Dr. Capel endorsed maintaining a distance from water while spraying, and said that days when rain is forecast should also be avoided to prevent runoff. “I would probably say for these chemicals there’s probably not a huge amount of concern. They’re going to be used in the watersheds and only a very small part of what’s going to be used—one tenth of a percent to a hundredth of a percent—finds its way to a stream or a lake,” Dr. Capel said.

The watershed includes some 77 rare, threatened and endangered species, including the Northern spotted owl, coho salmon and the Raven’s manzanita shrub. Officials say they would take special care to avoid harming those creatures.

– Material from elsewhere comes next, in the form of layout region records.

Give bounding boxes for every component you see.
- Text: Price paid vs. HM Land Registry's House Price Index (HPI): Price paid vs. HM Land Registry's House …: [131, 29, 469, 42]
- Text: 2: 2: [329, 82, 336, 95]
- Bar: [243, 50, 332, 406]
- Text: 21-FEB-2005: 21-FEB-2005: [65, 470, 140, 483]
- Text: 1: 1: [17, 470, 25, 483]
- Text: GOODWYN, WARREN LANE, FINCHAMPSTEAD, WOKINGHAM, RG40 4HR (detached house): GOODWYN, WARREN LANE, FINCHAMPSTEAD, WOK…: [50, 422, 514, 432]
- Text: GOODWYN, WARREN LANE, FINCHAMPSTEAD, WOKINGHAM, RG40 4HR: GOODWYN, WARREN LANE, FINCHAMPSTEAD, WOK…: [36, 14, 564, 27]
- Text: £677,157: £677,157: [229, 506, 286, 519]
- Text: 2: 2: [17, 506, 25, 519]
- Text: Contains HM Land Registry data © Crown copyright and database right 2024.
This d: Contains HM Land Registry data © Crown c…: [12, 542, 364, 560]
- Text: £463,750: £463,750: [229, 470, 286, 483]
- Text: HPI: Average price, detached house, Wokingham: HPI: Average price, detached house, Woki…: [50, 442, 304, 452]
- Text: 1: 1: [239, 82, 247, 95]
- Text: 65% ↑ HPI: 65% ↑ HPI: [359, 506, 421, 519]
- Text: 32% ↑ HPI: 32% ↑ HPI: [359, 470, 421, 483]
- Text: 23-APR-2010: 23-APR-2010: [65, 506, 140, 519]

The pesticide plan is estimated by the water district to cost $1.6 million annually for 15 years, far less than a plan using only manual labor that officials say would cost $5.6 million per year. The district said it cannot afford to budget for full implementation of either plan and will likely have to focus its efforts on high-priority areas.

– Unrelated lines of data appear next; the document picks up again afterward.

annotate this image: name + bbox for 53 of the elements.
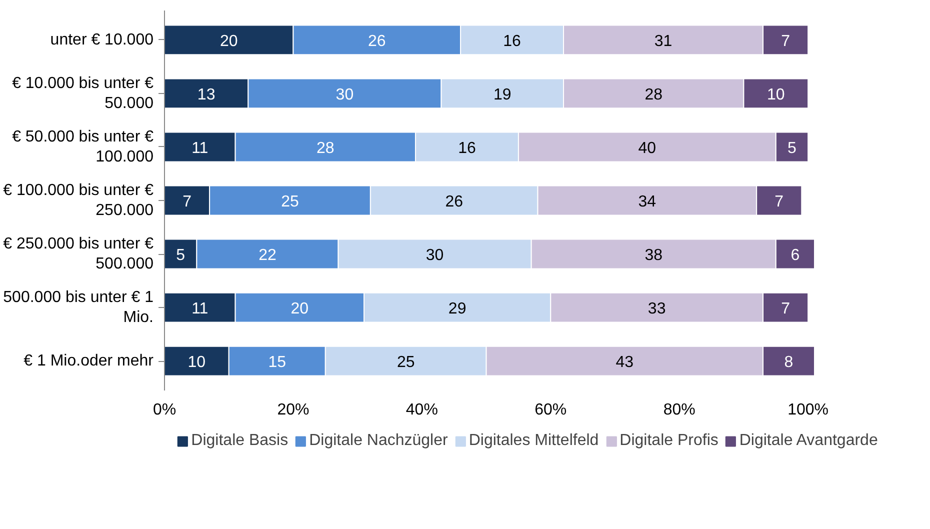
data-label: 10 — [766, 86, 785, 104]
data-label: 28 — [316, 140, 334, 157]
y-tick-label: € 50.000 bis unter € 100.000 — [12, 128, 154, 166]
x-tick-label: 0% — [152, 402, 176, 418]
data-label: 26 — [445, 194, 464, 210]
data-label: 28 — [644, 86, 663, 104]
x-tick-label: 80% — [663, 402, 696, 418]
data-label: 15 — [268, 354, 286, 372]
data-label: 16 — [503, 32, 522, 50]
y-tick-label: € 1 Mio.oder mehr — [24, 352, 154, 370]
data-label: 25 — [281, 194, 299, 210]
x-tick-label: 60% — [534, 402, 567, 418]
data-label: 7 — [781, 32, 790, 50]
x-tick-label: 40% — [406, 402, 438, 418]
data-label: 20 — [290, 300, 309, 318]
legend-label: Digitale Profis — [620, 432, 718, 450]
y-tick-label: 500.000 bis unter € 1 Mio. — [3, 288, 154, 326]
data-label: 5 — [176, 247, 186, 264]
data-label: 5 — [788, 140, 797, 157]
data-label: 40 — [638, 140, 656, 157]
y-tick-label: € 10.000 bis unter € 50.000 — [12, 74, 154, 112]
data-label: 16 — [458, 140, 476, 157]
data-label: 13 — [197, 86, 216, 104]
data-label: 19 — [493, 86, 512, 104]
y-tick-label: € 250.000 bis unter € 500.000 — [3, 235, 154, 273]
data-label: 38 — [644, 247, 663, 264]
x-tick-label: 100% — [788, 402, 829, 418]
data-label: 34 — [638, 194, 656, 210]
data-label: 25 — [396, 354, 415, 372]
data-label: 20 — [220, 32, 238, 50]
data-label: 43 — [616, 354, 634, 372]
data-label: 7 — [774, 194, 784, 210]
y-tick-label: unter € 10.000 — [50, 31, 154, 48]
data-label: 29 — [448, 300, 466, 318]
legend-label: Digitale Avantgarde — [739, 432, 878, 450]
legend-label: Digitale Nachzügler — [309, 432, 448, 450]
y-tick-label: € 100.000 bis unter € 250.000 — [3, 182, 154, 220]
data-label: 10 — [188, 354, 206, 372]
data-label: 7 — [781, 300, 790, 318]
legend-label: Digitales Mittelfeld — [468, 432, 599, 450]
data-label: 22 — [258, 247, 276, 264]
data-label: 8 — [784, 354, 794, 372]
data-label: 31 — [654, 32, 672, 50]
x-tick-label: 20% — [277, 402, 310, 418]
data-label: 6 — [790, 247, 800, 264]
data-label: 30 — [426, 247, 444, 264]
legend-label: Digitale Basis — [191, 432, 288, 450]
data-label: 11 — [192, 140, 208, 157]
data-label: 33 — [648, 300, 666, 318]
data-label: 26 — [368, 32, 386, 50]
data-label: 11 — [192, 300, 208, 318]
data-label: 30 — [336, 86, 354, 104]
data-label: 7 — [182, 194, 192, 210]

The grand jury said the cheaper and “more effective” approach, using herbicides, should be selected. If not, “new funding sources should be pursued by the most affected communities,” they wrote. “Decisions concerning the use of herbicides to control fuel load on MMWD lands should be based entirely on science, economics and the broad public welfare.”

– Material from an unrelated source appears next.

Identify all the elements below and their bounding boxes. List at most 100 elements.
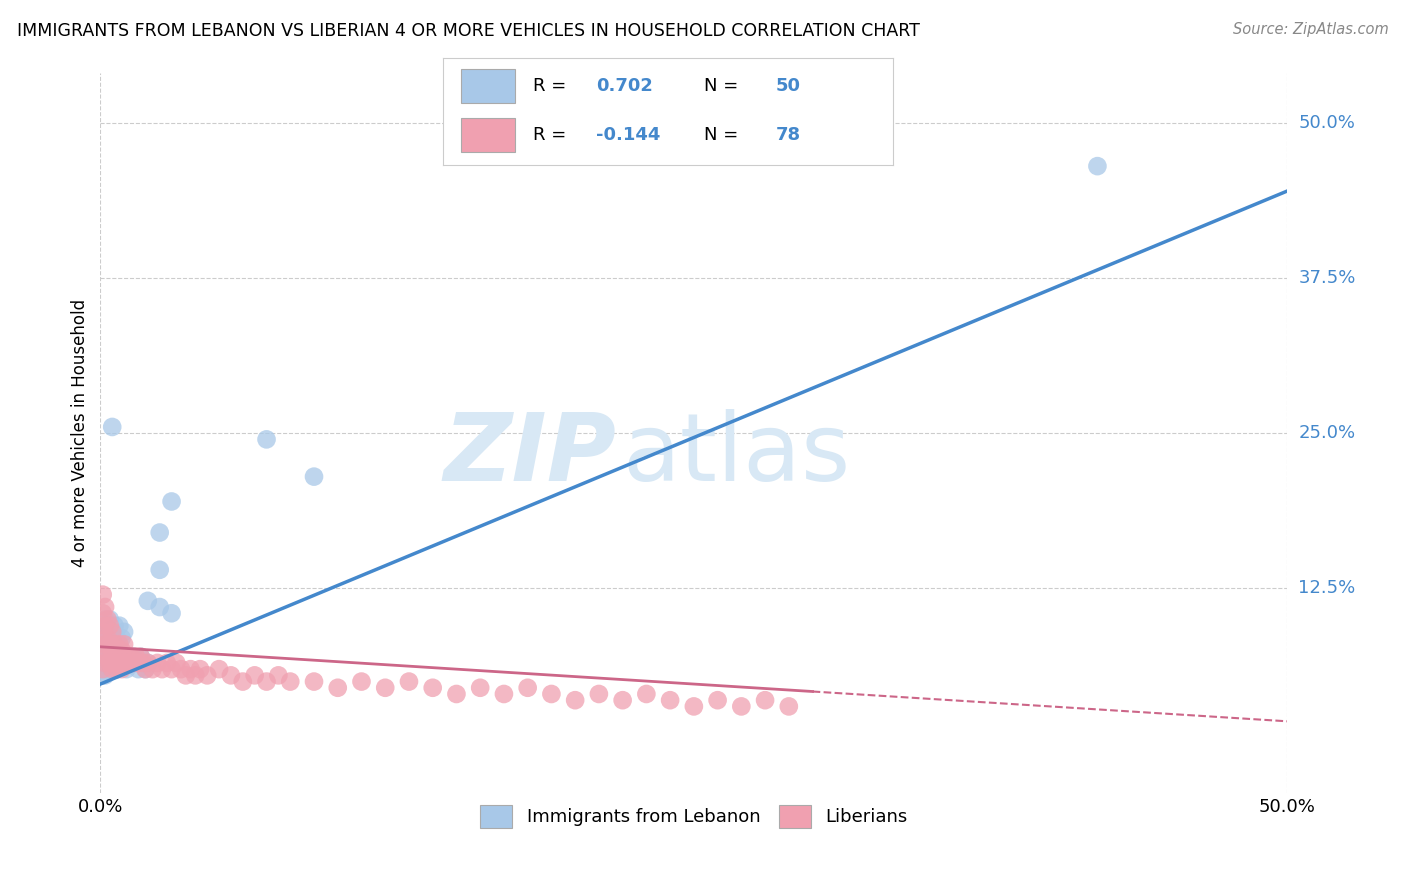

Mr. Egger, now president of the Ross Valley Sanitary District board, disputed the district’s estimates of the expense of a manual weed-management program, his preferred solution, and the extent of the weed problem. “That $5.6 million has to be a hugely inflated figure.”

The figure is based on an opaque computation, laid out at length in a 232-page public report, of how much it would cost to extract weeds by hand and burn them compared with far less time spent simply cutting brush and applying herbicide.

Ms. Pischel said the estimates of the cost of broom dispersion are based on “years of experience.”

“Our number one priority is to protect water quality so we would never do anything that would jeopardize water,” she said.

On San Geronimo Ridge, the oak is mostly dead and does not appear to be coming back, leaving an opening to the sky that is gradually being filled by the towering broom. “This is a place that we would consider using herbicides,” Ms. Klein said. “In the absence of herbicides we’re not touching it because we don’t have the money.”

Even if the district did have money for a program without pesticides, “It’s not ecologically sound. It’s not logistically feasible,” she said, describing the amount of soil disturbance and carbon release from pulling and burning the weeds as toxic to the environment. Nonetheless, Ms. Klein said she shared the concerns of people worried about pesticide use.

“I drink the water, my kids drink the water. My kids hike on this ridge. It’s a personal issue.”